The meeting room suite, also on the third floor, has a 150-seat auditorium with theatrical lighting and a projection and sound system that can accommodate movies, theatrical productions and live music events. It also contains a 50-seat meeting room, a large conference room that holds 16 and a small conference room that holds 8. The two larger meeting rooms are equipped for audio-visual demonstrations. These rooms are available to the public for meetings or other types of gatherings when not in use for library programs.

The fourth floor is the Grand Reading Room, which is 270 ft long with a 35 ft high barrel-shaped ceiling. It contains the library's adult book collection, reading tables equipped with power outlets, 50 public PCs, the historical Florida Room, and two group study rooms.

In November 2020, The Institute of Museum and Library Services (IMLS)CARES Act funded the Mandel Public Library of West Palm Beach with a grant to begin offering new services for the community. This will include things like mobile hotspots around the city and areas children can go for "Homework Help". Implementation of these services began in 2021 and continues today.

==Digital collections==
The Mandel Public Library of West Palm Beach offers access to movies, music, ebooks and audiobooks and more through various platforms including CloudLibrary, Hoopla, Kanopy, The Palace Project, and Project Gutenberg for smartphones, tablets, e-readers, and computers.

==Events and activities==
The Mandel Public Library of West Palm Beach provides programs, classes, lectures, interactive experiences, training, and workshop opportunities. Each month, the library hosts a book club for adults, two for children (and a quarterly family book club), a variety of computer training classes, bilingual events and outreach to the Hispanic community, crafts activities, dance lessons, tai chi, yoga, expert talks on health, aging, and finances, and various other popular programs. The library also enjoys numerous community partnerships which enhance the library's wide variety of activities. Among the numerous and varied children's and teen events are the "Dog Tales" with specially trained therapy dogs that will "listen" to a child reading and gaming and animation workshops. The "Let's Read" program provides specially trained volunteers to read stories to pre-kindergarten through grade 2 children in four local, Title 1 schools.

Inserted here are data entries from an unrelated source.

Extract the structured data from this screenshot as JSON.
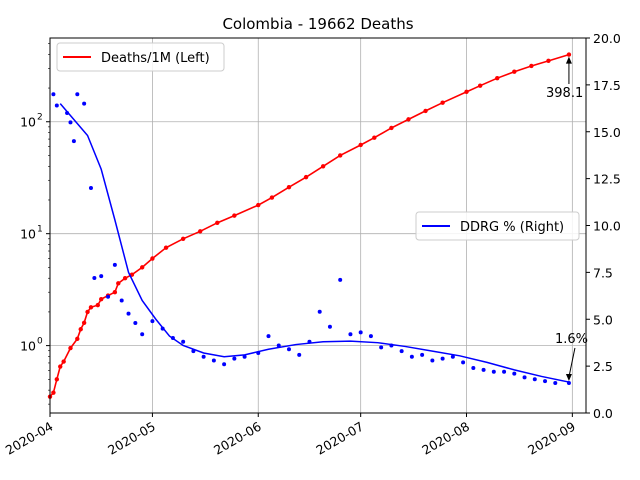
{
  "chart_data": {
    "type": "line",
    "title": "Colombia - 19662 Deaths",
    "x_ticks": [
      "2020-04",
      "2020-05",
      "2020-06",
      "2020-07",
      "2020-08",
      "2020-09"
    ],
    "x_range": [
      "2020-04-01",
      "2020-09-05"
    ],
    "left_axis": {
      "scale": "log",
      "range": [
        0.25,
        560
      ],
      "ticks": [
        {
          "value": 1,
          "label": "10",
          "exp": "0"
        },
        {
          "value": 10,
          "label": "10",
          "exp": "1"
        },
        {
          "value": 100,
          "label": "10",
          "exp": "2"
        }
      ]
    },
    "right_axis": {
      "scale": "linear",
      "range": [
        0,
        20
      ],
      "ticks": [
        "0.0",
        "2.5",
        "5.0",
        "7.5",
        "10.0",
        "12.5",
        "15.0",
        "17.5",
        "20.0"
      ]
    },
    "grid": true,
    "legends": [
      {
        "label": "Deaths/1M (Left)",
        "color": "#ff0000",
        "placement": "upper-left"
      },
      {
        "label": "DDRG % (Right)",
        "color": "#0000ff",
        "placement": "center-right"
      }
    ],
    "series": [
      {
        "name": "Deaths/1M (Left)",
        "axis": "left",
        "color": "#ff0000",
        "points": [
          [
            "2020-04-01",
            0.35
          ],
          [
            "2020-04-02",
            0.38
          ],
          [
            "2020-04-03",
            0.5
          ],
          [
            "2020-04-04",
            0.65
          ],
          [
            "2020-04-05",
            0.72
          ],
          [
            "2020-04-07",
            0.95
          ],
          [
            "2020-04-09",
            1.15
          ],
          [
            "2020-04-10",
            1.4
          ],
          [
            "2020-04-11",
            1.6
          ],
          [
            "2020-04-12",
            2.0
          ],
          [
            "2020-04-13",
            2.2
          ],
          [
            "2020-04-15",
            2.3
          ],
          [
            "2020-04-16",
            2.6
          ],
          [
            "2020-04-18",
            2.8
          ],
          [
            "2020-04-20",
            3.0
          ],
          [
            "2020-04-21",
            3.6
          ],
          [
            "2020-04-23",
            4.0
          ],
          [
            "2020-04-25",
            4.3
          ],
          [
            "2020-04-28",
            5.0
          ],
          [
            "2020-05-01",
            6.0
          ],
          [
            "2020-05-05",
            7.5
          ],
          [
            "2020-05-10",
            9.0
          ],
          [
            "2020-05-15",
            10.5
          ],
          [
            "2020-05-20",
            12.5
          ],
          [
            "2020-05-25",
            14.5
          ],
          [
            "2020-06-01",
            18.0
          ],
          [
            "2020-06-05",
            21.0
          ],
          [
            "2020-06-10",
            26.0
          ],
          [
            "2020-06-15",
            32.0
          ],
          [
            "2020-06-20",
            40.0
          ],
          [
            "2020-06-25",
            50.0
          ],
          [
            "2020-07-01",
            62.0
          ],
          [
            "2020-07-05",
            72.0
          ],
          [
            "2020-07-10",
            88.0
          ],
          [
            "2020-07-15",
            105.0
          ],
          [
            "2020-07-20",
            125.0
          ],
          [
            "2020-07-25",
            148.0
          ],
          [
            "2020-08-01",
            185.0
          ],
          [
            "2020-08-05",
            210.0
          ],
          [
            "2020-08-10",
            245.0
          ],
          [
            "2020-08-15",
            280.0
          ],
          [
            "2020-08-20",
            315.0
          ],
          [
            "2020-08-25",
            350.0
          ],
          [
            "2020-08-31",
            398.1
          ]
        ]
      },
      {
        "name": "DDRG % (Right)",
        "axis": "right",
        "color": "#0000ff",
        "points": [
          [
            "2020-04-02",
            17.0
          ],
          [
            "2020-04-03",
            16.4
          ],
          [
            "2020-04-06",
            16.0
          ],
          [
            "2020-04-07",
            15.5
          ],
          [
            "2020-04-08",
            14.5
          ],
          [
            "2020-04-09",
            17.0
          ],
          [
            "2020-04-11",
            16.5
          ],
          [
            "2020-04-13",
            12.0
          ],
          [
            "2020-04-14",
            7.2
          ],
          [
            "2020-04-16",
            7.3
          ],
          [
            "2020-04-18",
            6.2
          ],
          [
            "2020-04-20",
            7.9
          ],
          [
            "2020-04-22",
            6.0
          ],
          [
            "2020-04-24",
            5.3
          ],
          [
            "2020-04-26",
            4.8
          ],
          [
            "2020-04-28",
            4.2
          ],
          [
            "2020-05-01",
            4.9
          ],
          [
            "2020-05-04",
            4.5
          ],
          [
            "2020-05-07",
            4.0
          ],
          [
            "2020-05-10",
            3.8
          ],
          [
            "2020-05-13",
            3.3
          ],
          [
            "2020-05-16",
            3.0
          ],
          [
            "2020-05-19",
            2.8
          ],
          [
            "2020-05-22",
            2.6
          ],
          [
            "2020-05-25",
            2.9
          ],
          [
            "2020-05-28",
            3.0
          ],
          [
            "2020-06-01",
            3.2
          ],
          [
            "2020-06-04",
            4.1
          ],
          [
            "2020-06-07",
            3.6
          ],
          [
            "2020-06-10",
            3.4
          ],
          [
            "2020-06-13",
            3.1
          ],
          [
            "2020-06-16",
            3.8
          ],
          [
            "2020-06-19",
            5.4
          ],
          [
            "2020-06-22",
            4.6
          ],
          [
            "2020-06-25",
            7.1
          ],
          [
            "2020-06-28",
            4.2
          ],
          [
            "2020-07-01",
            4.3
          ],
          [
            "2020-07-04",
            4.1
          ],
          [
            "2020-07-07",
            3.5
          ],
          [
            "2020-07-10",
            3.6
          ],
          [
            "2020-07-13",
            3.3
          ],
          [
            "2020-07-16",
            3.0
          ],
          [
            "2020-07-19",
            3.1
          ],
          [
            "2020-07-22",
            2.8
          ],
          [
            "2020-07-25",
            2.9
          ],
          [
            "2020-07-28",
            3.0
          ],
          [
            "2020-07-31",
            2.7
          ],
          [
            "2020-08-03",
            2.4
          ],
          [
            "2020-08-06",
            2.3
          ],
          [
            "2020-08-09",
            2.2
          ],
          [
            "2020-08-12",
            2.2
          ],
          [
            "2020-08-15",
            2.1
          ],
          [
            "2020-08-18",
            1.9
          ],
          [
            "2020-08-21",
            1.8
          ],
          [
            "2020-08-24",
            1.7
          ],
          [
            "2020-08-27",
            1.6
          ],
          [
            "2020-08-31",
            1.6
          ]
        ],
        "trend": [
          [
            "2020-04-04",
            16.5
          ],
          [
            "2020-04-12",
            14.8
          ],
          [
            "2020-04-16",
            13.0
          ],
          [
            "2020-04-20",
            10.3
          ],
          [
            "2020-04-24",
            7.5
          ],
          [
            "2020-04-28",
            6.0
          ],
          [
            "2020-05-02",
            5.0
          ],
          [
            "2020-05-06",
            4.1
          ],
          [
            "2020-05-10",
            3.6
          ],
          [
            "2020-05-16",
            3.2
          ],
          [
            "2020-05-22",
            3.0
          ],
          [
            "2020-05-28",
            3.1
          ],
          [
            "2020-06-04",
            3.4
          ],
          [
            "2020-06-12",
            3.65
          ],
          [
            "2020-06-20",
            3.8
          ],
          [
            "2020-06-28",
            3.83
          ],
          [
            "2020-07-06",
            3.75
          ],
          [
            "2020-07-14",
            3.55
          ],
          [
            "2020-07-22",
            3.3
          ],
          [
            "2020-07-30",
            3.05
          ],
          [
            "2020-08-07",
            2.7
          ],
          [
            "2020-08-15",
            2.3
          ],
          [
            "2020-08-23",
            1.95
          ],
          [
            "2020-08-31",
            1.65
          ]
        ]
      }
    ],
    "annotations": [
      {
        "text": "398.1",
        "x": "2020-08-31",
        "axis": "left",
        "value": 398.1
      },
      {
        "text": "1.6%",
        "x": "2020-08-31",
        "axis": "right",
        "value": 1.6
      }
    ]
  }
}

The Teens' and Children's Homework Centers are each staffed daily by two certified teachers.

==Library Foundation==
The West Palm Beach Library Foundation, a 501(c)(3) organization and independent from the City of West Palm Beach, was formed in the year 2000 with the original mission of working collaboratively with the City of West Palm Beach in a private-public partnership to build a new library. The Foundation, free of any political process or influence, secures financial and in-kind donations to enhance programs, services, collections and technology that the city's operating budget cannot encompass.

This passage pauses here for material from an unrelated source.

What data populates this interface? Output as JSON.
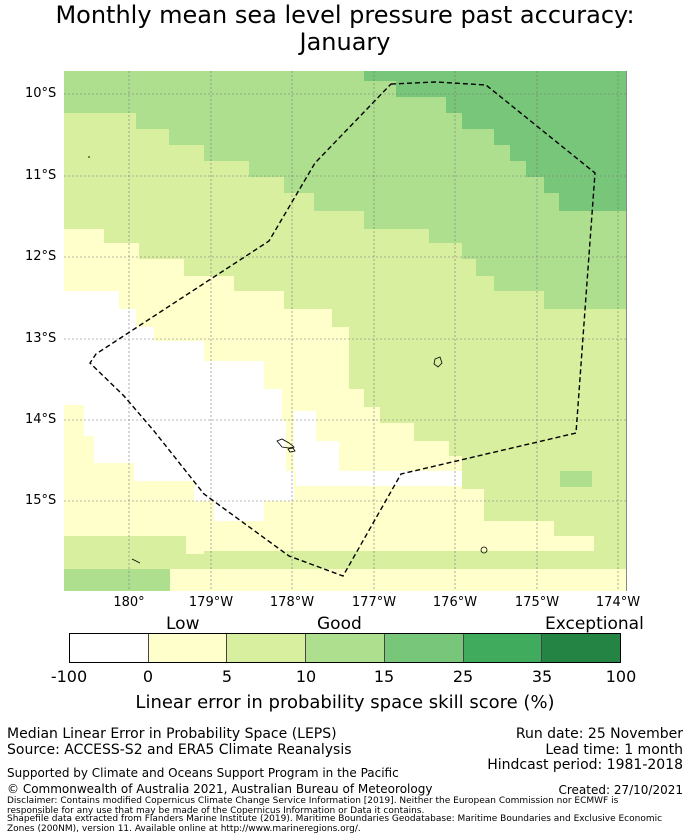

In 2009, the Foundation renewed its commitment to elevate the library's programs, services, technology, and collections. It collaborates closely with the Mandel Public Library, strategically directing resources where they can have the most substantial impact. While public funds sustain the library's basic operations, the Foundation's role becomes critical in expanding access to information, enhancing programs, and providing services that align with the community's diverse needs.

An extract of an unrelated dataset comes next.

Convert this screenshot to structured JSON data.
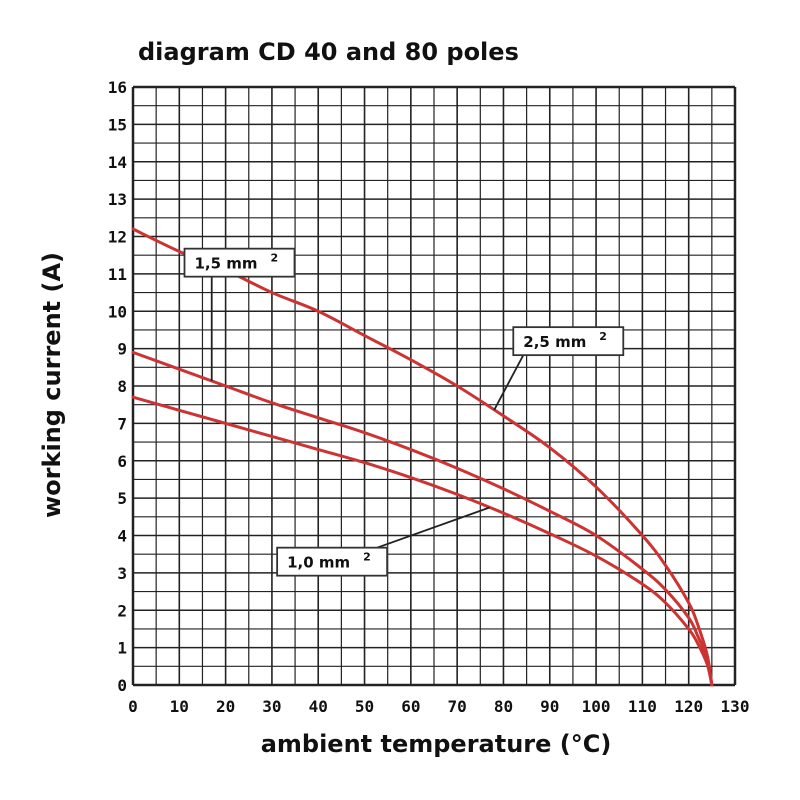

Through a strong partnership with the Mandel Public Library, the West Palm Beach Library Foundation determines where support will have the greatest impact. While public or taxpayer dollars provide for the Library's basic operating budget, they are not sufficient to provide full access to the information, programs and services which members of the community need and value. The Foundation's support is necessary to help the Library improve its technology, collections, services and programs.